After recently returning for my third summer teaching with Breakthrough Miami, I realized that I forgot how amazing my students are. As I awaited the summer Academic bootcamp for middle school students, I was experiencing my own at Smith College: up to my ears in endless papers, reading, studying, and sometimes a few days without interaction with anyone except professors and peers in the classroom. my Breakthrough experience can become distant. While working this hard, I forget the hard work done by our students to prepare them for the best high schools in the city that will prepare them to attend the best colleges in the nation and become the brightest young leaders of their generation. On days like today, I am reminded of the excellence of our students, the Breakthrough scholars with whom I am privileged enough to work.

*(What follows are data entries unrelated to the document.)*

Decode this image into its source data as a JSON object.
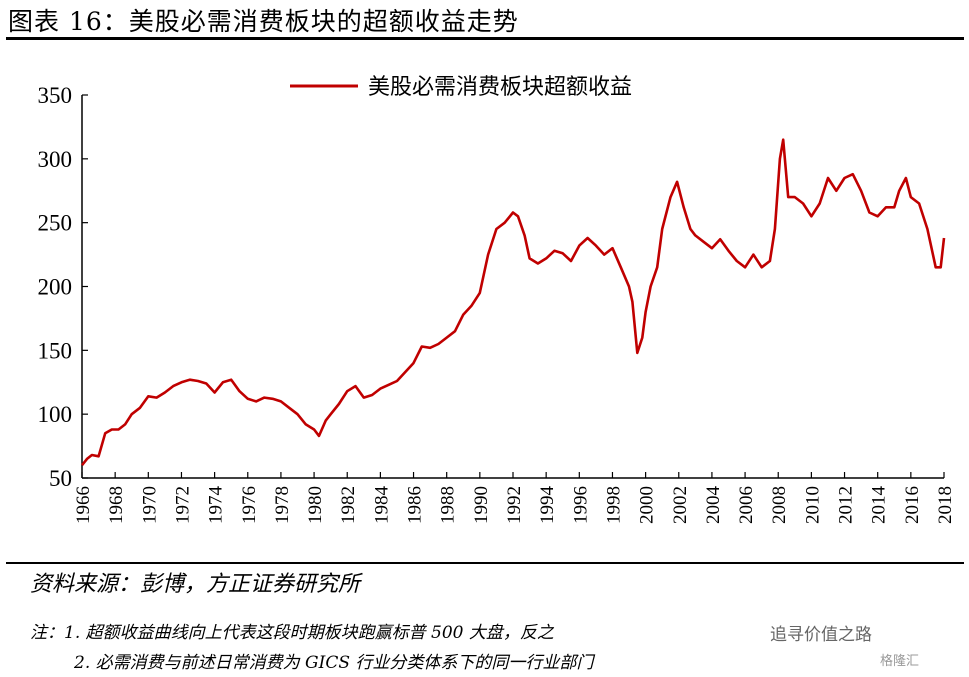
{
  "figure": {
    "title": "图表 16：美股必需消费板块的超额收益走势",
    "source": "资料来源：彭博，方正证券研究所",
    "notes": [
      "注：1. 超额收益曲线向上代表这段时期板块跑赢标普 500 大盘，反之",
      "2. 必需消费与前述日常消费为 GICS 行业分类体系下的同一行业部门"
    ],
    "watermarks": [
      "追寻价值之路",
      "格隆汇"
    ]
  },
  "colors": {
    "series": "#c00000",
    "axis": "#000000"
  },
  "chart_data": {
    "type": "line",
    "title": "",
    "xlabel": "",
    "ylabel": "",
    "ylim": [
      50,
      350
    ],
    "yticks": [
      50,
      100,
      150,
      200,
      250,
      300,
      350
    ],
    "xlim": [
      1966,
      2018
    ],
    "xticks": [
      "1966",
      "1968",
      "1970",
      "1972",
      "1974",
      "1976",
      "1978",
      "1980",
      "1982",
      "1984",
      "1986",
      "1988",
      "1990",
      "1992",
      "1994",
      "1996",
      "1998",
      "2000",
      "2002",
      "2004",
      "2006",
      "2008",
      "2010",
      "2012",
      "2014",
      "2016",
      "2018"
    ],
    "grid": false,
    "legend_position": "top-center",
    "series": [
      {
        "name": "美股必需消费板块超额收益",
        "x": [
          1966,
          1966.3,
          1966.6,
          1967,
          1967.4,
          1967.8,
          1968.2,
          1968.6,
          1969,
          1969.5,
          1970,
          1970.5,
          1971,
          1971.5,
          1972,
          1972.5,
          1973,
          1973.5,
          1974,
          1974.5,
          1975,
          1975.5,
          1976,
          1976.5,
          1977,
          1977.5,
          1978,
          1978.5,
          1979,
          1979.5,
          1980,
          1980.3,
          1980.7,
          1981,
          1981.5,
          1982,
          1982.5,
          1983,
          1983.5,
          1984,
          1984.5,
          1985,
          1985.5,
          1986,
          1986.5,
          1987,
          1987.5,
          1988,
          1988.5,
          1989,
          1989.5,
          1990,
          1990.5,
          1991,
          1991.5,
          1992,
          1992.3,
          1992.7,
          1993,
          1993.5,
          1994,
          1994.5,
          1995,
          1995.5,
          1996,
          1996.5,
          1997,
          1997.5,
          1998,
          1998.5,
          1999,
          1999.2,
          1999.5,
          1999.8,
          2000,
          2000.3,
          2000.7,
          2001,
          2001.5,
          2001.9,
          2002.3,
          2002.7,
          2003,
          2003.5,
          2004,
          2004.5,
          2005,
          2005.5,
          2006,
          2006.5,
          2007,
          2007.5,
          2007.8,
          2008.1,
          2008.3,
          2008.6,
          2009,
          2009.5,
          2010,
          2010.5,
          2011,
          2011.5,
          2012,
          2012.5,
          2013,
          2013.5,
          2014,
          2014.5,
          2015,
          2015.3,
          2015.7,
          2016,
          2016.5,
          2017,
          2017.5,
          2017.8,
          2018
        ],
        "values": [
          60,
          65,
          68,
          67,
          85,
          88,
          88,
          92,
          100,
          105,
          114,
          113,
          117,
          122,
          125,
          127,
          126,
          124,
          117,
          125,
          127,
          118,
          112,
          110,
          113,
          112,
          110,
          105,
          100,
          92,
          88,
          83,
          95,
          100,
          108,
          118,
          122,
          113,
          115,
          120,
          123,
          126,
          133,
          140,
          153,
          152,
          155,
          160,
          165,
          178,
          185,
          195,
          225,
          245,
          250,
          258,
          255,
          240,
          222,
          218,
          222,
          228,
          226,
          220,
          232,
          238,
          232,
          225,
          230,
          215,
          200,
          188,
          148,
          160,
          180,
          200,
          215,
          245,
          270,
          282,
          262,
          245,
          240,
          235,
          230,
          237,
          228,
          220,
          215,
          225,
          215,
          220,
          245,
          300,
          315,
          270,
          270,
          265,
          255,
          265,
          285,
          275,
          285,
          288,
          275,
          258,
          255,
          262,
          262,
          275,
          285,
          270,
          265,
          245,
          215,
          215,
          238
        ]
      }
    ]
  }
}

As incoming sixth-graders, they get the opportunity to visit local businesses on Career Day at Breakthrough- hospitals, law firms, advertising agencies, and non-profits. Today, I went with a group of students to the Miami Project to Cure Paralysis, one of the foremost paralysis research centers in the world. The students witnessed many things- a young boy their age learning to walk again after a car accident when he was only five, the advice and mentoring from a former New York City policeman who was paralyzed at age twenty-one (the age of many of our teaching interns) because he was not wearing a seatbelt in his automobile, and even the transplant of nerve cells in a live rat. As we were on the way back to school, the six students who visited the Miami project with me had many questions and even more ideas to contribute. They wanted to know, at ages ten and eleven, how they could get involved in their community to help people like those who work with the Miami project. As one young student described these ideas, she said: “It is never too young to do something you want to do. Even though I know I want to be a vet, I know I can’t do it without graduate school. But I do know I could give food for the animals at a shelter, and in a few years, I can volunteer there.”
When we got back to school, and other students were sharing their career day experiences, I heard similar sentiments about being able to volunteer at an orphanage if one wants to become a pediatrician, or at an after-school tutoring program if one wants to become a teacher. And, these students, these scholars, are learning early on what kind of education they’ll need—aside from a good heart and a history of service—to make a contribution in their community and to the world. They understand the obligation they have as brilliant students that come from under-resourced and under-served communities. They are confident, at age ten, of their purpose and goals. I know now I will not need to be reminded of their integrity, excellence, or drive.